County immigration authority muddled
Arpaio, foes armed with court rulings to make their cases

by JJ Hensley - Oct. 26, 2009 12:00 AM
The Arizona Republic

When U.S. Immigration and Customs Enforcement officials decided to remove the street-level immigration-enforcement authority granted to the Maricopa County Sheriff's Office, it looked like the beginning of the end for Sheriff Joe Arpaio's controversial measures.

Now things are more muddled than ever.

In the two weeks since that ICE decision took hold, Arpaio has conducted another crime-suppression operation and held two news conferences citing laws and policies that shore up his contention that deputies have the inherent authority to perform the tasks of immigration agents.

One of those laws turned out not to exist - the document the Sheriff's Office passed out contained a hodgepodge of Department of Justice opinions with some state policies from around the country thrown in. And the policy Arpaio cited at a news conference on Thursday was torn from the pages of a 2005 ICE training manual that doesn't reflect the federal agency's current enforcement priorities, an ICE spokesman said.

The debate ultimately comes down to whether local law enforcement has the authority to enforce federal immigration laws, and both sides have ample legal arguments to support them.

Deputies have the authority to enforce federal immigration law if you trust a recent Department of Justice opinion and a few Circuit Court decisions.

Rep. Lamar Smith, R-Texas, co-authored the law that created the 287(g) program and said there is no reason to question that view.

"Not only does Sheriff Arpaio have this (Department of Justice) opinion on his side, he has common sense. There are roughly 6,000 special agents working for U.S. Immigration and Customs Enforcement, the federal agency responsible for enforcing immigration laws. But there are more than 600,000 state and local law-enforcement officers in America," Smith said. "It only makes sense that state and local law-enforcement officers should be able to voluntarily help out and enforce our nation's civil and criminal immigration laws."

Do have authority

The most recent Justice Department opinion, reversing a 1996 decision, was issued in 2002 and says local law enforcement has the inherent power to make arrests for violating federal law.
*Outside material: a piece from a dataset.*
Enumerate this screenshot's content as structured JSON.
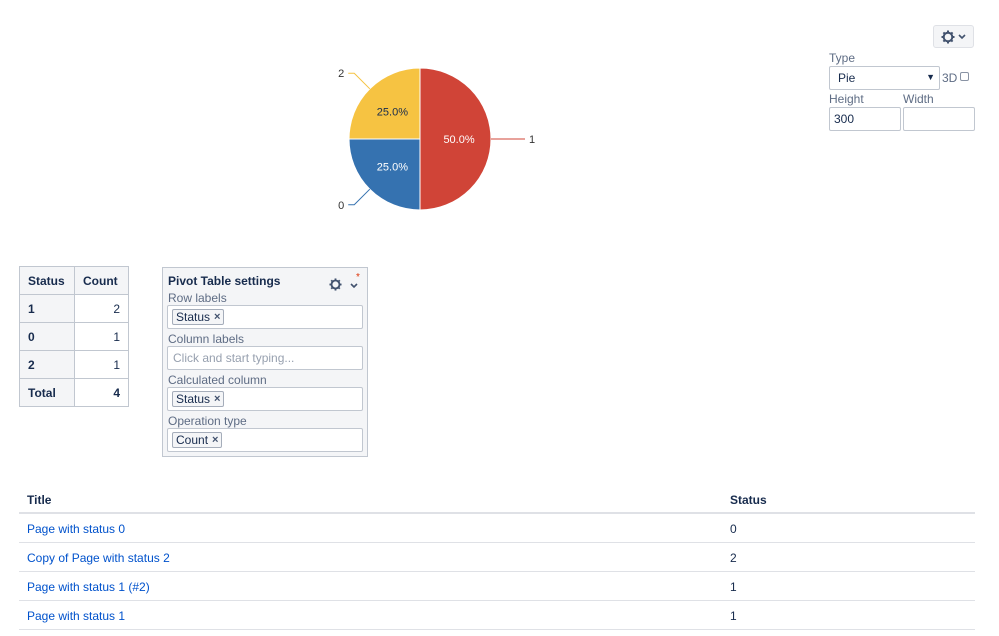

Some observers say the 2002 opinion was crafted in the wake of the Sept. 11 terrorist attacks and hope for a reversal. They point to recent signs, such as ICE's renewed emphasis on "criminal aliens," that President Barack Obama's Justice Department may revert to the 1996 opinion.

Don't have authority

Critics of Arpaio's enforcement tactics have a handful of court rulings on their side, too, and a history of Justice Department opinions, including that 1996 interpretation, which say local law-enforcement officials don't have the authority to arrest and detain immigrants who've committed only civil-immigration violations.

The 2002 interpretation didn't fully address the 1996 opinion, they say, which was backed up by more than 20 years of Justice Department legal rulings. They also point to court rulings, such as the 9th U.S. Circuit Court of Appeals' decision that being Hispanic in a largely Hispanic area doesn't constitute reasonable suspicion, as one of the legal issues that local law-enforcement agencies can overlook when enforcing federal immigration laws.

"The sheriff's department is not charged with determining the alienage of anybody," said Maurice Goldman, a Tucson immigration attorney. "That is at the crux of whether someone is subject to immigration laws."

A court will ultimately have to rectify those divergent views, experts say.

Potential fallout

The ACLU has two racial-profiling lawsuits against Arpaio moving through federal court, and attorneys there will be watching the Sheriff's Office closely to see whether potential civil-rights violations arise.

If the Sheriff's Office does illegally arrest or detain someone on a civil violation, there are two options: a civil suit or a federal criminal investigation into whether deputies violated constitutional rights.

Despite the claims of the anti-immigrant crowd, the Constitution applies to everyone, said Annie Lai, an attorney with the Arizona American Civil Liberties Union.

"In the United States Constitution, especially the Fourth Amendment (prohibiting unreasonable search and seizure), there's no exception based on your immigration status," she said.

Arpaio said his commitment to enforcing federal immigration laws on the streets in the absence of an ICE agreement is a matter of principle.

"This is not political. I can get re-elected on pink underwear and Tent City," he said. "I'm just doing what I feel is right."

Unique approach

But the Maricopa County Sheriff's Office is unique in its approach to immigration enforcement, even for agencies around the country that have ICE agreements. Most of those use the street-level enforcement agreement to target illegal immigrants who are gang members, sex offenders, parole violators and those with outstanding warrants.

Arpaio's deputies go after illegal immigrants who are human smugglers, identity thieves and passengers without ID with the same vigilance under the premise that all of those people violated a law when they illegally crossed the border and could be on the verge of committing a more serious crime.

That disparate approach reflects Arpaio's supporters and the priorities of other departments around the country, Lai said.

"It depends on local politics," she said. "What the people in that city or town feel about immigration or community policing."